New tests will inevitably be developed as well, says the APHL, so US Food and Drug Administration regulations should be retooled to slot somewhere between the dashed-together changes used at the beginning of the pandemic and the minimal emergency-use-authorization requirements. A stockpile of materials like reagents and laboratory plastic consumables should also be established, and necessary testing instruments should be standardized across low-, medium-, and high-throughput testing needs for ease of distribution.

Need for a national strategy

During a public health emergency, the CDC and public health laboratories take on the initial brunt of testing, but eventually those duties shift to commercial and clinical labs, the report writes. While this transition has been made rockier by issues with the CDC test and what the APHL describes as a lack of federal leadership, the way forward is a unified plan that both dictates data interpretation and leaves room for flexibility.

If the US government continues to forgo a national testing strategy, the APHL recommends that professional organizations unite and create their own agreed-upon testing strategies.
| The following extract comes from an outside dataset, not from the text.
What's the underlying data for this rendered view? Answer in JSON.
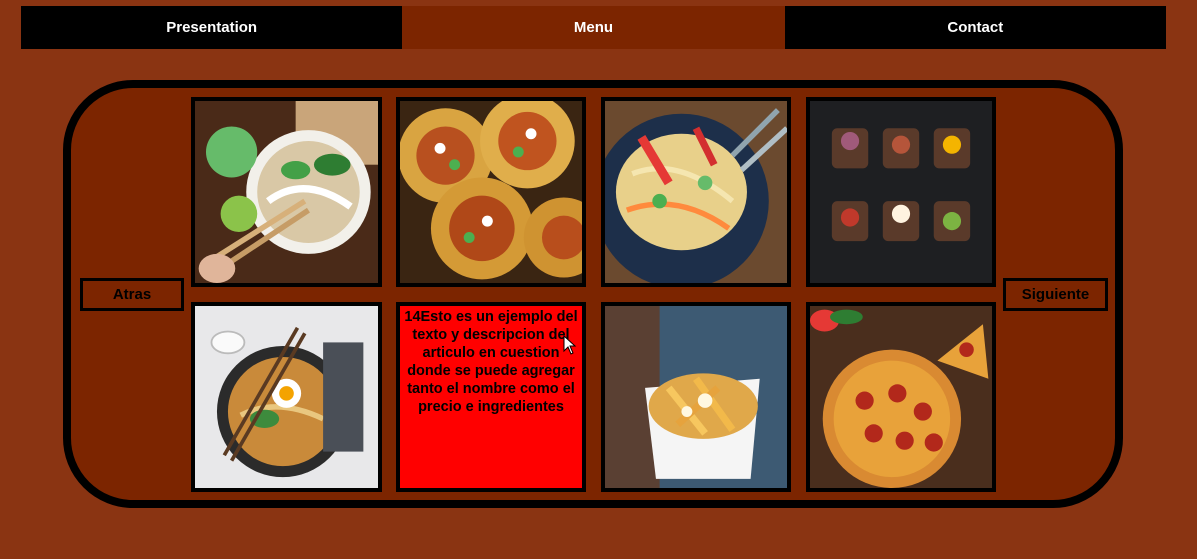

For examples of strategic outcomes, the association points to the May 20, 2020, Center for Infectious Disease Research and Policy (CIDRAP) COVID-19 Viewpoint report, “Smart Testing for COVID-19 Virus and Antibodies,” which discusses appropriate infrastructure, priority populations, data interpretation, and actionable measures off the data. CIDRAP, at the University of Minnesota, publishes CIDRAP News.

As COVID-19 vaccines become more commonplace, the APHL concludes that public health laboratories may want to begin focusing on evaluating vaccine efficacy and viral surveillance.

“Similar to influenza surveillance such testing should be prioritized with baseline targets established using a statistical approach,” the report states. “The [virologic surveillance] system should be geographically and demographically representative and include a pathway to conduct additional studies to further characterize genetic mutations.”